Aussi le choix en faveur de François Hollande dimanche est-il un choix de gauche, à l'opposé de ce que l'on cherche à faire croire. Je ne dis pas que Martine Aubry ne soit pas de gauche ; ce sont des procédés auxquels je n'accorde pas de valeur, ils n'ont pas leur place ici. Je pense surtout qu'il y a plusieurs gauches, et celle que porte François Hollande, par sa cohérence, son parler-vrai, l'avenir qu'elle trace (le rêve français, une présidence républicaine, ..) et les moyens qu'elle se donne (la révolution fiscale, la reconnaissance de la jeunesse, ..), est capable de rassembler la gauche et de gouverner le pays. Etre de gauche aujourd'hui fait obligation de responsabilité, de gravité, de conformité avec soi-même, de ténacité, de raison. La candidature de François Hollande est construite depuis plus de deux ans. Les électeurs de premier tour de la primaire l'ont du reste reconnu en le plaçant en tête des candidats. Il faut méditer toutes ces données à l'heure du choix, voir le paysage en grand dimanche.

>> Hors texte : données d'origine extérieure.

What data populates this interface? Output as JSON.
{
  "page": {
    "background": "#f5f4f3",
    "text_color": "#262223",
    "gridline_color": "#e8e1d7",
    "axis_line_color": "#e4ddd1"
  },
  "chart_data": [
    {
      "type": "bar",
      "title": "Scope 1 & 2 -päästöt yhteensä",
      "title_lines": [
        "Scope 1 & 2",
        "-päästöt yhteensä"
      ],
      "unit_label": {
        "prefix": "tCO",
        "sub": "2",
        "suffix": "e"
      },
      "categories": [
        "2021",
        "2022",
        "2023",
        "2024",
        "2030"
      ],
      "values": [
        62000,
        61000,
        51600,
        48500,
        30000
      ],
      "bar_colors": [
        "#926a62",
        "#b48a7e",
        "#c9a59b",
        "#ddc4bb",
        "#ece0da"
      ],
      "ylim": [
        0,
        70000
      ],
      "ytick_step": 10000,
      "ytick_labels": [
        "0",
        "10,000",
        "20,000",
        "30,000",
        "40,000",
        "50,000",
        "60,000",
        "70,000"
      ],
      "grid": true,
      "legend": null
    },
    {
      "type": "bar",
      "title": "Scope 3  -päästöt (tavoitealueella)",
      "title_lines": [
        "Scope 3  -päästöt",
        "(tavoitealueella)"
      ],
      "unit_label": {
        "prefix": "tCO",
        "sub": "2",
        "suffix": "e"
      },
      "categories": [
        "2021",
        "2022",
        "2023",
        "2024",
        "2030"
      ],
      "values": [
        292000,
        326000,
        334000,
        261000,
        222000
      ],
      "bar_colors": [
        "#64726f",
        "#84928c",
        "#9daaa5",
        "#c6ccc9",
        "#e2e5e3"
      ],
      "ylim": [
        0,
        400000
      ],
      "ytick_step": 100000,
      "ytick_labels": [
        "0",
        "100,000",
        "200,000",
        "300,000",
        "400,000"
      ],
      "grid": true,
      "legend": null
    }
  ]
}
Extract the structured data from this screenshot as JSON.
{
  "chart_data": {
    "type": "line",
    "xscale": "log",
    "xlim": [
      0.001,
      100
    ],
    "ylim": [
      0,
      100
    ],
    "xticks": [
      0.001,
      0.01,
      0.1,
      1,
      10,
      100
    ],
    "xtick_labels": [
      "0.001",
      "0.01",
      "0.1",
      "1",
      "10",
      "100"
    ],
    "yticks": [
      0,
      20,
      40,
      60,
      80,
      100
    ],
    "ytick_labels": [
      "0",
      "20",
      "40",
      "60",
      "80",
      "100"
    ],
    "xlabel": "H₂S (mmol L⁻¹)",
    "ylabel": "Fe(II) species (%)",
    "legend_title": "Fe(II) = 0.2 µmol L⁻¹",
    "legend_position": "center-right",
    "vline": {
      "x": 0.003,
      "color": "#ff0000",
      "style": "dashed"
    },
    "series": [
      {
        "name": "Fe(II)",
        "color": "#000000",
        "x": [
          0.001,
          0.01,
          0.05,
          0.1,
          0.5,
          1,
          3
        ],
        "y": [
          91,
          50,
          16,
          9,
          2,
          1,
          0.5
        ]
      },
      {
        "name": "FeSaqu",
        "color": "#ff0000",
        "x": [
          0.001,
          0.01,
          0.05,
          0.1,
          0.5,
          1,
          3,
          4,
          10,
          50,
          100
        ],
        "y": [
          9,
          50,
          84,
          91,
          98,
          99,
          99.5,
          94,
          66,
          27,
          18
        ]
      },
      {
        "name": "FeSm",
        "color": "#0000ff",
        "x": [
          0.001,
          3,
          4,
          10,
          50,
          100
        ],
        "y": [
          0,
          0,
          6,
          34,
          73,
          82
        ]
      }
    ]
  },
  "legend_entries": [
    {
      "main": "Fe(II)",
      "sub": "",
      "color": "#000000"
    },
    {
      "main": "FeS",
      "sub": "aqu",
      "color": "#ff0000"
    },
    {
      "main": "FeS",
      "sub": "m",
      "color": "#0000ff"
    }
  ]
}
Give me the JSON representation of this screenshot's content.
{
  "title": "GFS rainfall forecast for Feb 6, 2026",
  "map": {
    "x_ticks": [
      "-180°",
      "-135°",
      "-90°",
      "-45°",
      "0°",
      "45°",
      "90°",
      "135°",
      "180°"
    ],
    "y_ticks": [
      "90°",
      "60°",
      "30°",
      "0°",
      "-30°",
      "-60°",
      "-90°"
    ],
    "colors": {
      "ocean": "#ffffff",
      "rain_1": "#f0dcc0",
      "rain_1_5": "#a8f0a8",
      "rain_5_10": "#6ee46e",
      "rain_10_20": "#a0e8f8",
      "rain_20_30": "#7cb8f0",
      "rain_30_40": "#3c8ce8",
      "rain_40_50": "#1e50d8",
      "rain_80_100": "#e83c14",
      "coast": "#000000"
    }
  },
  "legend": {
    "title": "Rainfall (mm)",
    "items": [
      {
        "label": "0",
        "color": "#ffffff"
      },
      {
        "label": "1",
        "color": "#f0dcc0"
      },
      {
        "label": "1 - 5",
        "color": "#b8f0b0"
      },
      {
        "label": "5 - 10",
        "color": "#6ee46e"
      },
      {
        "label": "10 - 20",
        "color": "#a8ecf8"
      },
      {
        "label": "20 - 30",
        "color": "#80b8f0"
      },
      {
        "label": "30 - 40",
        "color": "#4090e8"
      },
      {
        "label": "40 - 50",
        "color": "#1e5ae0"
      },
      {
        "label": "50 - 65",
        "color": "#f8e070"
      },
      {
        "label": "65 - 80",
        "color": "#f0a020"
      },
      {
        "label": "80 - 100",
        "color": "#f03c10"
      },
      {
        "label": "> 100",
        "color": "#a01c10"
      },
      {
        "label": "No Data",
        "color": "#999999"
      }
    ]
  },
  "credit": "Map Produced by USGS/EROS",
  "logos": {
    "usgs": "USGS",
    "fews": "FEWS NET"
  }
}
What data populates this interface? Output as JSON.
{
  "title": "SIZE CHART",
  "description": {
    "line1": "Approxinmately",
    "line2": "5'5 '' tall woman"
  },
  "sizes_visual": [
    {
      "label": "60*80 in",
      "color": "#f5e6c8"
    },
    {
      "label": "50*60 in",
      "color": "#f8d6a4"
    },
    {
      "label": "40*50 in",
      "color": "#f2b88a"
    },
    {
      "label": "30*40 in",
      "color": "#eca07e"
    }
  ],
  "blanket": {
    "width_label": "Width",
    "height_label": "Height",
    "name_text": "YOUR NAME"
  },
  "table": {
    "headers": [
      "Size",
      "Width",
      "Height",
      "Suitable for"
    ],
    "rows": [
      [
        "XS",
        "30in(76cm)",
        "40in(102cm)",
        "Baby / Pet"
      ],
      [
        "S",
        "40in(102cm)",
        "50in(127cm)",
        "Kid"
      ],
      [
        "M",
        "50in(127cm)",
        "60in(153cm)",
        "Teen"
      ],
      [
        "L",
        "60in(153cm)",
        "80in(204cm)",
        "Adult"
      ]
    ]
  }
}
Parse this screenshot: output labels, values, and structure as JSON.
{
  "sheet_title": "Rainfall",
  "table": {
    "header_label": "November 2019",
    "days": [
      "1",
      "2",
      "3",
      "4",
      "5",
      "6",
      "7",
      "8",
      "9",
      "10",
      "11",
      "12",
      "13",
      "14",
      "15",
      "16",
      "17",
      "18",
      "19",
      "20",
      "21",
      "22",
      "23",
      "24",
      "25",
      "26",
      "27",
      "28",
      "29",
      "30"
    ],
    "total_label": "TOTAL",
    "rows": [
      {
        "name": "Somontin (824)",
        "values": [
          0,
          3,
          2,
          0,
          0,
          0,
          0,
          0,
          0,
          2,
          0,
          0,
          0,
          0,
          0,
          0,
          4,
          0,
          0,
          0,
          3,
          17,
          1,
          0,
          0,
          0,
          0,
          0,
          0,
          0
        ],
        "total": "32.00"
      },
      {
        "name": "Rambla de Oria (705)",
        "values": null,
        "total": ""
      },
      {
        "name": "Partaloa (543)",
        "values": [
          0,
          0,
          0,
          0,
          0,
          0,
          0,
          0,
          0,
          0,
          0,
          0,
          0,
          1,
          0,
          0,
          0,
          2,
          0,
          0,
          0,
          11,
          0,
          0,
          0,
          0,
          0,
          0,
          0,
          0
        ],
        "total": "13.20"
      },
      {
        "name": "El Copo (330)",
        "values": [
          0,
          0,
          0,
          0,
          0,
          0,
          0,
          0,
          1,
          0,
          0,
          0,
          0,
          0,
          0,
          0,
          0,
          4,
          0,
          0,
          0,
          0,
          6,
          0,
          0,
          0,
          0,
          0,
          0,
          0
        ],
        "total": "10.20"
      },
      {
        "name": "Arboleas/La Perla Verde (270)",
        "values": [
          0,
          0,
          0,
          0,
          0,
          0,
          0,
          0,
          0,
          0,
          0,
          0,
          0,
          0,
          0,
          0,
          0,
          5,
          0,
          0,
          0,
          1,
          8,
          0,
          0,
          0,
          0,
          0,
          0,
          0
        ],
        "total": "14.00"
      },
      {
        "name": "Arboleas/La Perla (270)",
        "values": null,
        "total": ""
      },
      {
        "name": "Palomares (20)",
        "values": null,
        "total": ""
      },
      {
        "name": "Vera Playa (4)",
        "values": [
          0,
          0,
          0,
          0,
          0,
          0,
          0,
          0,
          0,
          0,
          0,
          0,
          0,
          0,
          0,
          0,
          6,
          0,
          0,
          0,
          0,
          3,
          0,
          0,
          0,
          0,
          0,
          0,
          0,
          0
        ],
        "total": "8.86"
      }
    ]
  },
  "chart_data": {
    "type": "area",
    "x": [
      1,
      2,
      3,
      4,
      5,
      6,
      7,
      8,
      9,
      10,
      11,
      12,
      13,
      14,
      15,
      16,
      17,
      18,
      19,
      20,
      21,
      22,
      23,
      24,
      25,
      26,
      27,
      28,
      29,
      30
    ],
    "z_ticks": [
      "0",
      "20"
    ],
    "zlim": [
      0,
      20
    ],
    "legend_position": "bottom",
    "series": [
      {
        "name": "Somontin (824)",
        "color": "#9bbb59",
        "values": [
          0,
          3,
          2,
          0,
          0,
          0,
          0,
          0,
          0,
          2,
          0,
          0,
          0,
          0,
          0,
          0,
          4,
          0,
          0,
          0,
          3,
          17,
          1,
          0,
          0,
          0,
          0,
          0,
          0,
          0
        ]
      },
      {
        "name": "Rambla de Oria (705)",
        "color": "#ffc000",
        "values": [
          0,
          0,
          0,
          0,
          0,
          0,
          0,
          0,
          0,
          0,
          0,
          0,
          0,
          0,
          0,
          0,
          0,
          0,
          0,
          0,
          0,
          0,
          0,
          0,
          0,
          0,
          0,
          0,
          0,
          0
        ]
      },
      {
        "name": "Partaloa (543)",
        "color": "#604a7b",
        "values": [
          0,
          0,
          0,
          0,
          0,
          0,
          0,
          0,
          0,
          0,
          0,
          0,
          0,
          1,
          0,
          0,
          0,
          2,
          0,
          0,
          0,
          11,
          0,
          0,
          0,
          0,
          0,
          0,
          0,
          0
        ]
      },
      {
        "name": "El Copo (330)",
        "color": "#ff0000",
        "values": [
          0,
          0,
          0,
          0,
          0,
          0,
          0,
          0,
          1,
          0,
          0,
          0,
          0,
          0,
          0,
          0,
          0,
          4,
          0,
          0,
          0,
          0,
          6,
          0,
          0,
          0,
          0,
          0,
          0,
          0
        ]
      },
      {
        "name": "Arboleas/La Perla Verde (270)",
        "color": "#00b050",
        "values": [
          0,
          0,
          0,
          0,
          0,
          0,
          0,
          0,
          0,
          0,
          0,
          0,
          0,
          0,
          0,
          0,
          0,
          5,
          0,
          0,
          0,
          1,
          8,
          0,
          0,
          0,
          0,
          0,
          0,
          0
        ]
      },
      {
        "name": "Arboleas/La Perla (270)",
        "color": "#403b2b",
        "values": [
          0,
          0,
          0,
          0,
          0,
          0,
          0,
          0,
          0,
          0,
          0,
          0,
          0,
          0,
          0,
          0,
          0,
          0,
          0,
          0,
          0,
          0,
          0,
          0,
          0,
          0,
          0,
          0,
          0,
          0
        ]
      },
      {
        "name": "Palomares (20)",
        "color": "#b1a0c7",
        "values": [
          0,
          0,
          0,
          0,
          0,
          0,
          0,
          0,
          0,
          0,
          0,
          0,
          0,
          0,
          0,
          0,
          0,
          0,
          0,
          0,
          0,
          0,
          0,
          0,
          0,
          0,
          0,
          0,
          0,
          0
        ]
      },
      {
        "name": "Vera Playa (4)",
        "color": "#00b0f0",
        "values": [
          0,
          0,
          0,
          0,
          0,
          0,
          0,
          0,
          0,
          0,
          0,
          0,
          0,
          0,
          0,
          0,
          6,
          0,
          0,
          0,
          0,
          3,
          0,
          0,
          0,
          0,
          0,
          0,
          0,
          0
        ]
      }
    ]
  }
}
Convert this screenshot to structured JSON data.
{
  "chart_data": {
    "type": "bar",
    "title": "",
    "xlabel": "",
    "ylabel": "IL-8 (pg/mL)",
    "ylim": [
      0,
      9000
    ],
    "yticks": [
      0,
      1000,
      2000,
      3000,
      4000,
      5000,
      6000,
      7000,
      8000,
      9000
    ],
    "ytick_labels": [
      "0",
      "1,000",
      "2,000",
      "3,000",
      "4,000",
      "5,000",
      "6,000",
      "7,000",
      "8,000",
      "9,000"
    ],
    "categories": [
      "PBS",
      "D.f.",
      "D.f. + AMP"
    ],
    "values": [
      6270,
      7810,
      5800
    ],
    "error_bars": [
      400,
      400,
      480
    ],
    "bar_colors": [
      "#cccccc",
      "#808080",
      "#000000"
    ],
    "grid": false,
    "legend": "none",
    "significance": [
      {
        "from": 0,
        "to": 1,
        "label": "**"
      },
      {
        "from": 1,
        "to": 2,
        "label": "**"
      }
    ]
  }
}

La primaire socialiste doit déboucher sur une victoire de gauche à l’élection présidentielle. Une victoire sans compromissions. A cette condition seule l’espoir démocratique que cette consultation inédite a fait naître sera réalisé. Avec la conviction qu’il assume d’une gauche responsable et rassembleuse, François Hollande est bien placé pour le faire. Mais il faut qu’il sorte vainqueur dimanche prochain.
Vincent Duclert,
auteur de La gauche devant l'histoire. A la reconquête d'une conscience politique, Paris, Le Seuil, 2009.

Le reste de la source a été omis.